An example "big data" data set

One thing I need to note about this example is that I've used an example "big data" data set. I don't really recommend the book Hadoop in Action, but one thing it turned me onto was using an old State of the Union address with the example Hadoop word count program. Here's a link to that State of the Union data. You can use any data set you want, but in trying to follow the book, I downloaded the 2002 address.

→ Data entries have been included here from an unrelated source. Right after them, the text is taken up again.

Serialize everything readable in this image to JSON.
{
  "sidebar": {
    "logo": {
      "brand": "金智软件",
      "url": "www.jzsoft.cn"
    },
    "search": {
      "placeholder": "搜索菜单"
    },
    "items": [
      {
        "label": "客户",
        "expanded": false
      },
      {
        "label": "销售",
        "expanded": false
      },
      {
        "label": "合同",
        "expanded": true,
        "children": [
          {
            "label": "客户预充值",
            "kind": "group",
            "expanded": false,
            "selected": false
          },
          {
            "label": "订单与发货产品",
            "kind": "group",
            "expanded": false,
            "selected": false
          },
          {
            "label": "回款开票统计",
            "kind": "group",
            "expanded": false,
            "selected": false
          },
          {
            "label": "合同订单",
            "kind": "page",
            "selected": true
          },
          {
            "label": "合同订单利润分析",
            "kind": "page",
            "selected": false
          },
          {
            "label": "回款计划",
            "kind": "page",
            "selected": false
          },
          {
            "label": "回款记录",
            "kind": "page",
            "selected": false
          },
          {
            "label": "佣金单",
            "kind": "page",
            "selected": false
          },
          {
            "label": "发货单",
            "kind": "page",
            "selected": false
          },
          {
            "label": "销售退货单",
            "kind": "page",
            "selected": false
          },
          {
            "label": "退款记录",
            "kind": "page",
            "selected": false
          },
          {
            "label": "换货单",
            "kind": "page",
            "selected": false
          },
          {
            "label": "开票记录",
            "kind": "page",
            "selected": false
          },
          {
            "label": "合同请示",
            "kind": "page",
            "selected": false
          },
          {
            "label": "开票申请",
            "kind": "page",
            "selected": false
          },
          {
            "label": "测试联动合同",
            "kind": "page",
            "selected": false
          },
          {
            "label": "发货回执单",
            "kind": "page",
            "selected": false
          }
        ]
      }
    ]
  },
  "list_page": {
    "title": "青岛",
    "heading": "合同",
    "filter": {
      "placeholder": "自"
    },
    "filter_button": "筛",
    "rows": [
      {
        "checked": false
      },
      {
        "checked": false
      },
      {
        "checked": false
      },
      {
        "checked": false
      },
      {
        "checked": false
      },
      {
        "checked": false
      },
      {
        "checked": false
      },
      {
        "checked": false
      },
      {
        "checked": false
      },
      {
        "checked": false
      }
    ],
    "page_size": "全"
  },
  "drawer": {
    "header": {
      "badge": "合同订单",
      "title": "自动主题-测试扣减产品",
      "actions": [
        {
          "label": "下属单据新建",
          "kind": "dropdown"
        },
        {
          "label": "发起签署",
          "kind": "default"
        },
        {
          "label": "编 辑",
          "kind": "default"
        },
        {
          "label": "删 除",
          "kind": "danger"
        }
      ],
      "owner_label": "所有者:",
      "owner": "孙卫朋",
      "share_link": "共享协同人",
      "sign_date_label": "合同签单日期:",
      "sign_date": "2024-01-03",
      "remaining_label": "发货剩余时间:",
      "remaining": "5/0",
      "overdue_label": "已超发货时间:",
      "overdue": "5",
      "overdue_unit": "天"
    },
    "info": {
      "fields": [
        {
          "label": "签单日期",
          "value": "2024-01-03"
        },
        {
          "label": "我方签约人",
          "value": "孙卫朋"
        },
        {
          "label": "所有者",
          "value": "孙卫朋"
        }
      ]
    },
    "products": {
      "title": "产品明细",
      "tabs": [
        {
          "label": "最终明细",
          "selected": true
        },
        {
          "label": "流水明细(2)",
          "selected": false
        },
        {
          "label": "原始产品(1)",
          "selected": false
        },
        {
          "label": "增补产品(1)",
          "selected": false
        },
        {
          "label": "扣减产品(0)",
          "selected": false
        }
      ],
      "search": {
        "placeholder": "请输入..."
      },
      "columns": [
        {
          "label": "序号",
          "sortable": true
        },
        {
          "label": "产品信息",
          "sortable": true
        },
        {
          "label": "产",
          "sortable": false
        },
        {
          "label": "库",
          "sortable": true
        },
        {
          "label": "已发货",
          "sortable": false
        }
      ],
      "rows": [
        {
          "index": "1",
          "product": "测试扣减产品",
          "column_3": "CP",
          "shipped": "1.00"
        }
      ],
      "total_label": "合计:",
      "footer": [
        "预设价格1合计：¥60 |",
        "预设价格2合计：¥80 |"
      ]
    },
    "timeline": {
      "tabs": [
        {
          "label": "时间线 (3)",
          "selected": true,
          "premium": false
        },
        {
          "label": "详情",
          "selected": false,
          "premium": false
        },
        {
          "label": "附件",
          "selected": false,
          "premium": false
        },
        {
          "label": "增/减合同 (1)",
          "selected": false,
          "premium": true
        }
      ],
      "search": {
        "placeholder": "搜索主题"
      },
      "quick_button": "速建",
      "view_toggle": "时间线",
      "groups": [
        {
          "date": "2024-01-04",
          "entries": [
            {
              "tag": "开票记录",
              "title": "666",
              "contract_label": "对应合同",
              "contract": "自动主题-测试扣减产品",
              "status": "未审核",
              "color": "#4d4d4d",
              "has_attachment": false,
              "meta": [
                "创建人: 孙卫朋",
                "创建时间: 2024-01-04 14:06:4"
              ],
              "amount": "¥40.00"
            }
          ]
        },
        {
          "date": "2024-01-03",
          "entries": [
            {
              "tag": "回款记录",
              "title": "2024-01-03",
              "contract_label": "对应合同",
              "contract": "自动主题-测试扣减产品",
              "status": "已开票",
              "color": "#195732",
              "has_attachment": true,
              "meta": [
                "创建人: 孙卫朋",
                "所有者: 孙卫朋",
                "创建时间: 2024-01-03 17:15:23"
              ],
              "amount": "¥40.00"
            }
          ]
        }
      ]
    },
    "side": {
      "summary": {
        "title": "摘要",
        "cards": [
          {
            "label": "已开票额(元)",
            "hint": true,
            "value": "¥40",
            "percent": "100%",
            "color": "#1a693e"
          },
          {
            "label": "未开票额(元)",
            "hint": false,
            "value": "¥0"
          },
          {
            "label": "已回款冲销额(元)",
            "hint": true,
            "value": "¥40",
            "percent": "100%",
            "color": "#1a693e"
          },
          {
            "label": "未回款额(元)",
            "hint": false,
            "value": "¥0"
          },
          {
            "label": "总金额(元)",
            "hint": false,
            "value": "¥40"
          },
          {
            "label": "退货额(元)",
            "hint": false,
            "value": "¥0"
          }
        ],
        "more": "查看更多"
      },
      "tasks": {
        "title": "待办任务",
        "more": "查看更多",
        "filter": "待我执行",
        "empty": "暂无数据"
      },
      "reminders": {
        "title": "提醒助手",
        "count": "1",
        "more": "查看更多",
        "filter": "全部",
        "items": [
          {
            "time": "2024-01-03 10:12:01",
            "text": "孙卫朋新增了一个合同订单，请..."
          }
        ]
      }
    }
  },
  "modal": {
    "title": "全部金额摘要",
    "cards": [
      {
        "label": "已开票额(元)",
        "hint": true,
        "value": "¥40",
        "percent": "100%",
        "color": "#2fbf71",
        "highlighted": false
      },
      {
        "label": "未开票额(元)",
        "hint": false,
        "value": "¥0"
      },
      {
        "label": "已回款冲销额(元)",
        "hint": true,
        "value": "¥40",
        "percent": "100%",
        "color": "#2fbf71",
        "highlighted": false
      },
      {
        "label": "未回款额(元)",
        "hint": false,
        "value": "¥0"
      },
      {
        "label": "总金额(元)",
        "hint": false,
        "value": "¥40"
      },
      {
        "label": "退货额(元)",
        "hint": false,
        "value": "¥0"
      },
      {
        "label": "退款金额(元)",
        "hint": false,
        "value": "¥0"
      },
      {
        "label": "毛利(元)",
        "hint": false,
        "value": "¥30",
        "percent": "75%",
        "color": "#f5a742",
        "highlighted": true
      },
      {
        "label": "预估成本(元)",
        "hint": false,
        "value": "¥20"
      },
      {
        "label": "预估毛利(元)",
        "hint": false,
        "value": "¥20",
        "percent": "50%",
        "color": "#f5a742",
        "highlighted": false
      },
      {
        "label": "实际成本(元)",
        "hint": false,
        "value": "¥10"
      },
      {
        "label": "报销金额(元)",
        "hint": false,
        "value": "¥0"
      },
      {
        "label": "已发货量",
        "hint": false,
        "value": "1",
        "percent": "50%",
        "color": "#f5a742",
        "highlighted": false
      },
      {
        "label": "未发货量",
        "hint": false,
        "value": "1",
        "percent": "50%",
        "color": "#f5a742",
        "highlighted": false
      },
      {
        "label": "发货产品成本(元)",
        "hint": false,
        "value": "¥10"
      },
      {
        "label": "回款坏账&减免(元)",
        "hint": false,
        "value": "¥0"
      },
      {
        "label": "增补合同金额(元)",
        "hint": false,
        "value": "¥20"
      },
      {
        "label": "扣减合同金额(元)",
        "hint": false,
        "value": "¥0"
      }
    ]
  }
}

A shell script to run the word count program

To help you along even more, here's the source code for a shell script that I use to run this WordCount example:

# 'wcoutput' is the name of my wordcount output directory.
# you need to delete it before running the wordcount program.
rm -rf wcoutput 2> /dev/null

# this is how i run the wordcount program.
# my System.err.println statements are directed to the 
# wordcount.log file.
/Users/Al/bin/hadoop/bin/hadoop jar \
        wordcount.jar \
        wordcount.WordCount \
        wcinput \
        wcoutput \
        2> wordcount.log

That shell script shows how I redirect the System.err.println output to a separate file, where I can see all the output I've printed from within the WordCount classes.

Summary

Reporting live from sunny Boulder, Colorado, I hope this extra Hadoop tutorial/example information has been helpful.